O texto em questão, que acrescenta o artigo 147-B ao Decreto-Lei nº 2.848 de 1940, diz que é crime “causar dano emocional à mulher”, com pena de reclusão de seis meses a dois anos. É considerada criminosa qualquer atitude que cause prejuízo ou perturbação ao “pleno desenvolvimento” das mulheres.
Também é crime “degradar ou controlar” as “ações, comportamentos, crenças e decisões” de mulheres por meio de “constrangimento, humilhação, manipulação, isolamento, chantagem, ridicularização, limitação do direito de ir e vir ou qualquer outro meio”.
André Gonçalves Fernandes, pós-doutor em Antropologia Filosófica pela Universidade de Navarra, critica a indefinição de certas expressões empregadas no texto. “'Pleno desenvolvimento' é muito aberto. Pode ser desenvolvimento espiritual, psicológico, econômico, educacional…”, comenta. Para ele, o uso de termos “muito elásticos na interpretação dificulta em muito a defesa de uma pessoa que venha a ser acusada”.
O termo “ridicularização” poderia abrir espaço, por exemplo, para que um juiz com certa interpretação da lei incriminasse alguém por ironizar a fala de uma mulher.
“Os tipos penais têm que ser fechados, ou seja, as expressões utilizadas não podem ser muito genéricas, muito abertas. Eles têm que trazer elementos, enunciados e expressões que permitam uma fácil compreensão pelo cidadão e, também, que a atuação punitiva estatal seja guiada por uma reta razão”, diz Gonçalves Fernandes.
Outros projetos de lei recentes também usam termos vagos
A terminologia imprecisa e o uso de expressões da moda para criar tipos penais têm sido uma constante em projetos de lei que tramitam no Congresso.
O projeto de lei das fake news, por exemplo, que já foi aprovado no Senado, emprega 23 vezes o termo “desinformação”, definido da seguinte forma: “conteúdo, em parte ou no todo, inequivocamente falso ou enganoso, passível de verificação, colocado fora de contexto, manipulado ou forjado, com potencial de causar danos individuais ou coletivos, ressalvado o ânimo humorístico ou de paródia”.
Locuções adverbiais como “em parte”, o uso frequente da conjunção “ou” e expressões como “com potencial” admitem uma vasta gama de interpretações sobre o que poderia ser caracterizado como desinformação.
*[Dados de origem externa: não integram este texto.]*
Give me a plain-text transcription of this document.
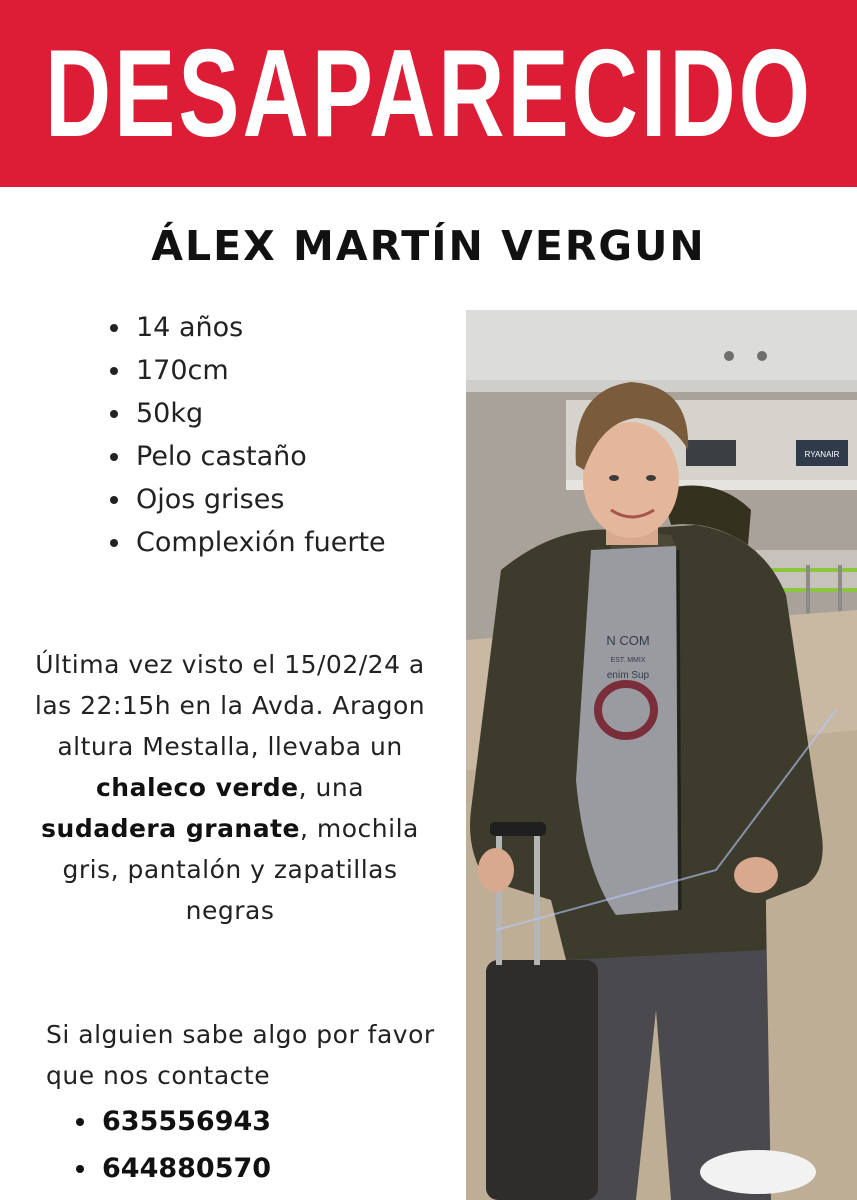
DESAPARECIDO
ÁLEX MARTÍN VERGUN
14 años
170cm
50kg
Pelo castaño
Ojos grises
Complexión fuerte
Última vez visto el 15/02/24 a las 22:15h en la Avda. Aragon altura Mestalla, llevaba un chaleco verde, una sudadera granate, mochila gris, pantalón y zapatillas negras
Si alguien sabe algo por favor que nos contacte
635556943
644880570
RYANAIR
N COM
EST. MMIX
enim Sup
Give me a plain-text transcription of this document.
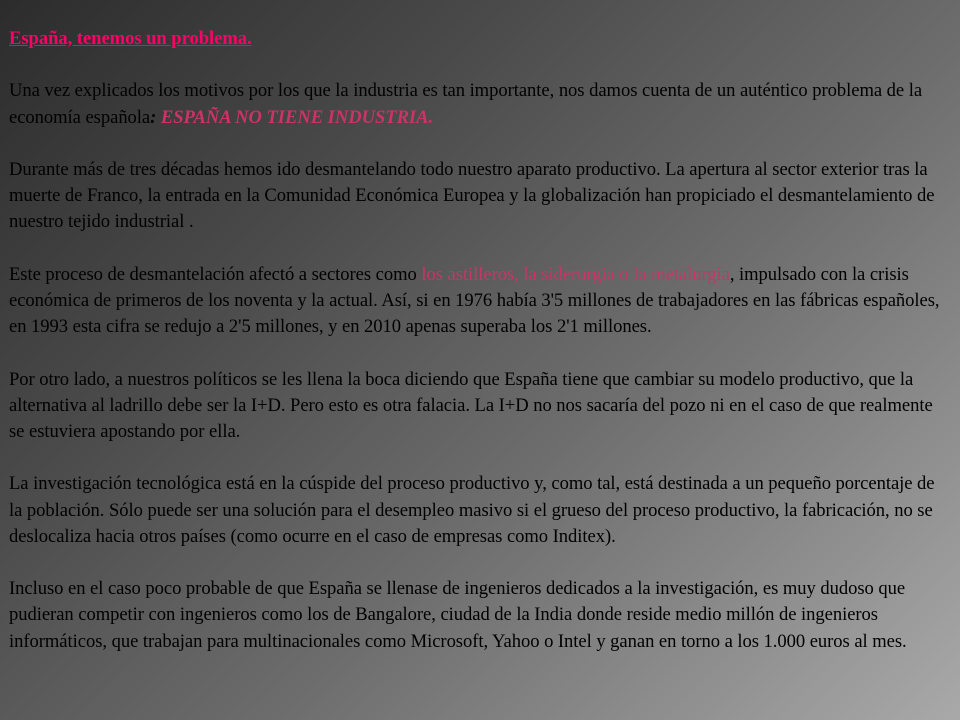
España, tenemos un problema.

Una vez explicados los motivos por los que la industria es tan importante, nos damos cuenta de un auténtico problema de la economía española: ESPAÑA NO TIENE INDUSTRIA.

Durante más de tres décadas hemos ido desmantelando todo nuestro aparato productivo. La apertura al sector exterior tras la muerte de Franco, la entrada en la Comunidad Económica Europea y la globalización han propiciado el desmantelamiento de nuestro tejido industrial .

Este proceso de desmantelación afectó a sectores como los astilleros, la siderurgia o la metalurgia, impulsado con la crisis económica de primeros de los noventa y la actual. Así, si en 1976 había 3'5 millones de trabajadores en las fábricas españoles, en 1993 esta cifra se redujo a 2'5 millones, y en 2010 apenas superaba los 2'1 millones.

Por otro lado, a nuestros políticos se les llena la boca diciendo que España tiene que cambiar su modelo productivo, que la alternativa al ladrillo debe ser la I+D. Pero esto es otra falacia. La I+D no nos sacaría del pozo ni en el caso de que realmente se estuviera apostando por ella.

La investigación tecnológica está en la cúspide del proceso productivo y, como tal, está destinada a un pequeño porcentaje de la población. Sólo puede ser una solución para el desempleo masivo si el grueso del proceso productivo, la fabricación, no se deslocaliza hacia otros países (como ocurre en el caso de empresas como Inditex).

Incluso en el caso poco probable de que España se llenase de ingenieros dedicados a la investigación, es muy dudoso que pudieran competir con ingenieros como los de Bangalore, ciudad de la India donde reside medio millón de ingenieros informáticos, que trabajan para multinacionales como Microsoft, Yahoo o Intel y ganan en torno a los 1.000 euros al mes.
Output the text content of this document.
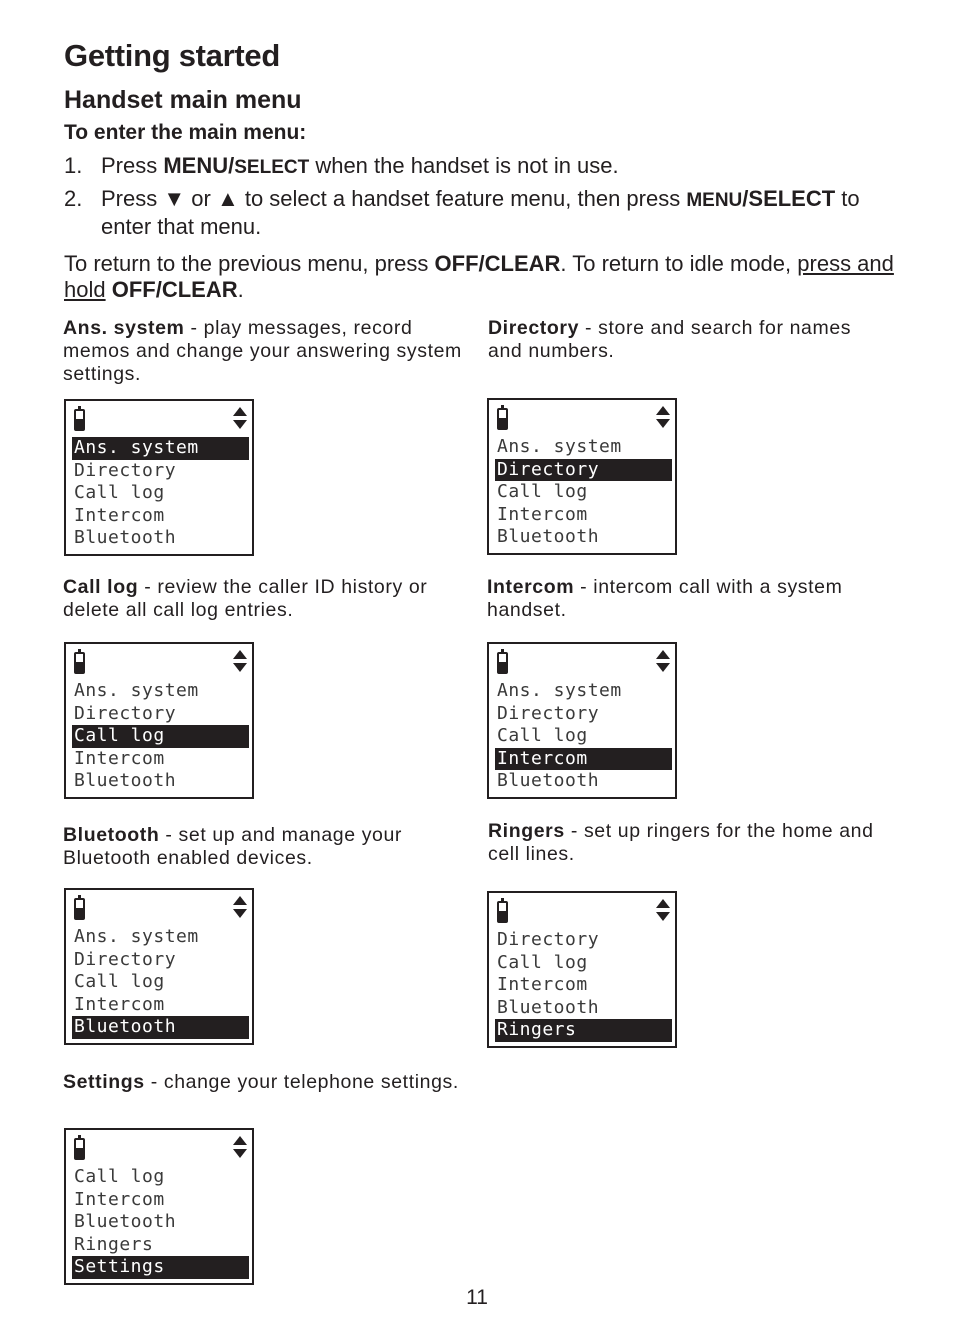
Getting started
Handset main menu
To enter the main menu:
1. Press MENU/SELECT when the handset is not in use.
2. Press ▼ or ▲ to select a handset feature menu, then press MENU/SELECT to enter that menu.
To return to the previous menu, press OFF/CLEAR. To return to idle mode, press and hold OFF/CLEAR.
Ans. system - play messages, record memos and change your answering system settings.
Ans. system
Directory
Call log
Intercom
Bluetooth
Directory - store and search for names and numbers.
Ans. system
Directory
Call log
Intercom
Bluetooth
Call log - review the caller ID history or delete all call log entries.
Ans. system
Directory
Call log
Intercom
Bluetooth
Intercom - intercom call with a system handset.
Ans. system
Directory
Call log
Intercom
Bluetooth
Bluetooth - set up and manage your Bluetooth enabled devices.
Ans. system
Directory
Call log
Intercom
Bluetooth
Ringers - set up ringers for the home and cell lines.
Directory
Call log
Intercom
Bluetooth
Ringers
Settings - change your telephone settings.
Call log
Intercom
Bluetooth
Ringers
Settings
11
Para Gonçalves Fernandes, há uma tendência atual à criação de leis com “enunciados com sujeitos e predicativos altamente abertos, que permitem uma hermenêutica muito ampla, elástica”.
É nessa abertura à interpretação que se apoia, por exemplo, o projeto de lei de 2015 de autoria do ex-deputado Jean Wyllys (PT-RJ), que pretende descriminalizar o aborto, mas só emprega a palavra “aborto” uma vez ao longo de suas sete páginas.
Para defender a descriminalização do aborto, o projeto usa, em vez disso, o eufemismo “saúde reprodutiva”, que é definido como “o estado de bem-estar físico, psicológico e social nos aspectos relativos à capacidade reprodutiva da pessoa, que implica na garantia de uma vida sexual segura, a liberdade de ter filhos e de decidir quando e como tê-los”.
Imprecisão das leis é prato cheio para ativismo judicial
Os termos abertos usados por deputados na elaboração das leis acabam sendo um prato cheio para o ativismo judicial.
Para Gonçalves Fernandes, a noção do juiz como agente transformador da história, cada vez mais comum no Poder Judiciário, é facilitada por leis muito abertas.
“As decisões judiciais, hoje, não são mais meros produtos do raciocínio lógico, dedutivo, e da aplicação de leis, pura e simplesmente”, diz. “Se o juiz tiver uma posição ideológica A, ele vai encaixar A. Se tiver uma posição ideológica B, vai encaixar B, e assim por diante. Isso gera insegurança jurídica.”
A mensagem que fica para juristas em formação, com isso, é que a aplicação das leis é mera questão de interpretação. “Hoje, tem essa dificuldade profunda de que existe um descolamento entre o trabalho hermenêutico e a realidade das coisas”, comenta Gonçalves Fernandes. “As novas gerações já levam o ativismo como algo bom.”
Em última instância, segundo ele, a consequência é que os novos juízes acabarão “endossando alguma cartilha ideológica que dê uma espécie de receituário completo de tudo aquilo que eles precisam ter de linguagem para poder aplicar no caso” – o que, na opinião dele, “é quase inevitável para um juiz que está na posição de decidir e que não tem os elementos filosóficos para compreender a realidade”. “Ele não vai criar do nada uma interpretação”, conclui.